Team:MSOE Milwaukee/Week10
From 2013.igem.org
Week 10
Monday
As a team, we fixed a few of the protocols to add positive controls and more replicates at different concentrations for the xylose and eucalyptol procedures. We also recieved our order of xylose, eucalyptol, and our gene block parts. However, we discovered that we didn't have the Gibson Assembly master mix, which we will have to look into purchasing.
Tuesday
We began the procedure for making competent cells of the BL21 type. We also found a Gibson Assembly kit that we are ordering to assemble our gene blocks. The kit also contains super competent cells, which will be very useful in our future protocols. It is set to arrive tomorrow. When it does, we have to get the competent cells in the -80 as soon as we can. Hopefully this will help us with our transformation efficiency in later steps of our project. We also worked on some housekeeping activities, like updating our website, the safety information, and organizing our current materials.
Wednesday
We recieved our shipment of the Gibson assembly kit for our gene block assembly. We also finalized our plan for assembling the gene blocks, so we plan on beginning the protocol tomorrow.
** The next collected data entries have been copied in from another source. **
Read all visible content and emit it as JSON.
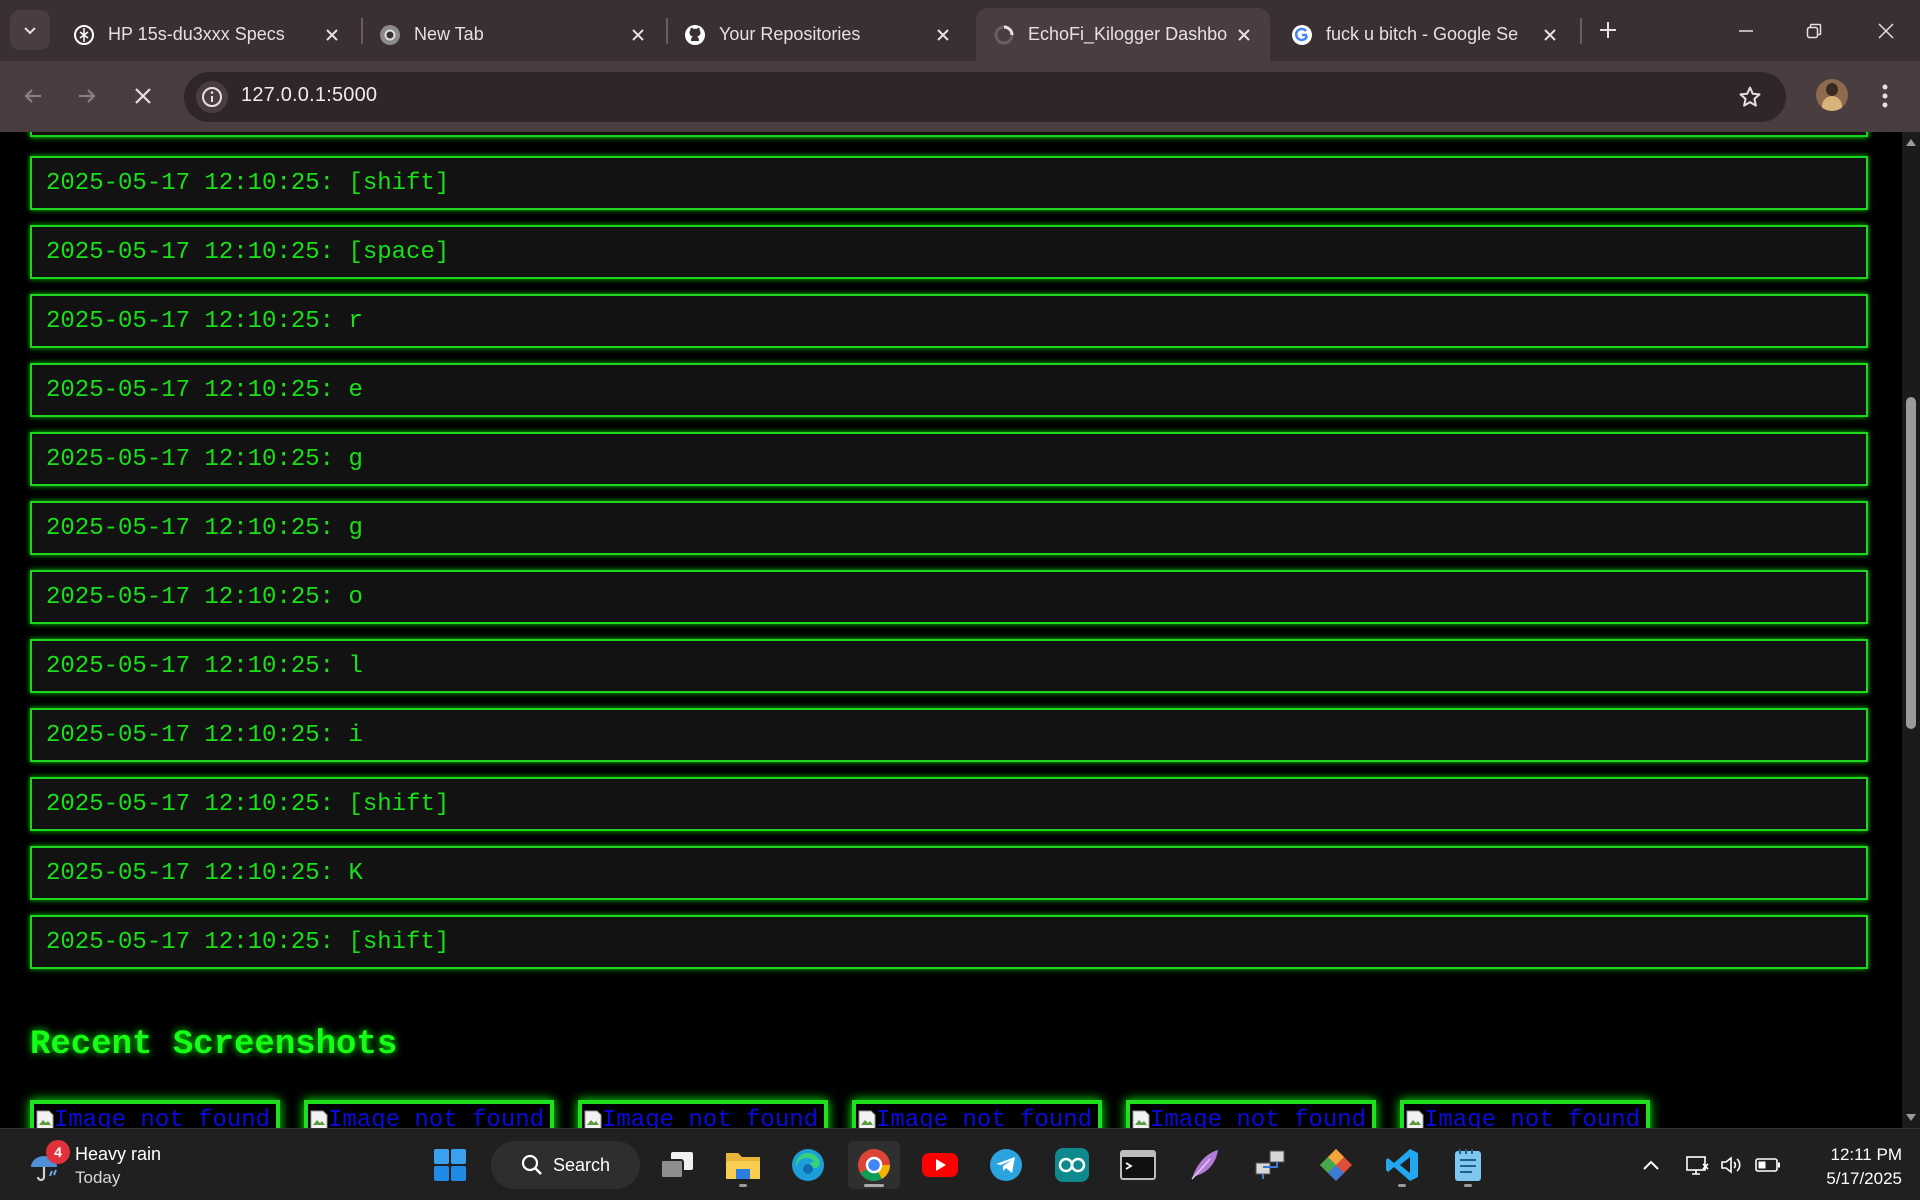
{
  "browser": {
    "tabs": [
      {
        "title": "HP 15s-du3xxx Specs",
        "icon": "chatgpt-icon",
        "active": false
      },
      {
        "title": "New Tab",
        "icon": "chrome-icon",
        "active": false
      },
      {
        "title": "Your Repositories",
        "icon": "github-icon",
        "active": false
      },
      {
        "title": "EchoFi_Kilogger Dashbo",
        "icon": "loading-icon",
        "active": true
      },
      {
        "title": "fuck u bitch - Google Se",
        "icon": "google-icon",
        "active": false
      }
    ],
    "address_bar": {
      "url": "127.0.0.1:5000"
    }
  },
  "page": {
    "log_entries": [
      "2025-05-17 12:10:25: [shift]",
      "2025-05-17 12:10:25: [space]",
      "2025-05-17 12:10:25: r",
      "2025-05-17 12:10:25: e",
      "2025-05-17 12:10:25: g",
      "2025-05-17 12:10:25: g",
      "2025-05-17 12:10:25: o",
      "2025-05-17 12:10:25: l",
      "2025-05-17 12:10:25: i",
      "2025-05-17 12:10:25: [shift]",
      "2025-05-17 12:10:25: K",
      "2025-05-17 12:10:25: [shift]"
    ],
    "screenshots_title": "Recent Screenshots",
    "screenshots": [
      {
        "alt": "Image not found"
      },
      {
        "alt": "Image not found"
      },
      {
        "alt": "Image not found"
      },
      {
        "alt": "Image not found"
      },
      {
        "alt": "Image not found"
      },
      {
        "alt": "Image not found"
      }
    ],
    "colors": {
      "log_text": "#19e019",
      "log_border": "#1ed61e",
      "heading": "#16ff16",
      "alt_text": "#0a0add"
    }
  },
  "taskbar": {
    "weather": {
      "title": "Heavy rain",
      "subtitle": "Today",
      "badge": "4",
      "icon": "umbrella-rain-icon"
    },
    "search_label": "Search",
    "apps": [
      "windows-start-icon",
      "task-view-icon",
      "file-explorer-icon",
      "edge-icon",
      "chrome-icon",
      "youtube-icon",
      "telegram-icon",
      "arduino-icon",
      "terminal-icon",
      "feather-app-icon",
      "network-app-icon",
      "git-tool-icon",
      "vscode-icon",
      "notepad-icon"
    ],
    "clock": {
      "time": "12:11 PM",
      "date": "5/17/2025"
    }
  }
}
We also completed the competent cell protocol and now have a stock of potentially competent BL21 cells in the -80. We also completed protocols to determine whether BL21 cells would grow in xylose and what concentrations of Eucalyptol would inhibit cell growth. We added positive controls of LB broth to make sure our culture was viable and a negative control of water to ensure our samples weren't contaminated. We took OD readings every four hours for twelve hours after letting the samples incubate overnight to check for growth. More analysis needs to be done, but we initially found that the BL21 utilizes xylose for growth and found that Eucalyptol doesn't inhibit growth and the levels we tested. We hope to repeat the experiments to validate our results.
Thursday
We began assembling our gene blocks using the Gibson Assembly protocol. We have a limited supply of our gene blocks, so we decided to verify our procedure by assembling blocks 15, 16, and 17. We completed the protocol for these blocks and then saved the samples in order to run a gel. The gel would then show us if the assembly was correct.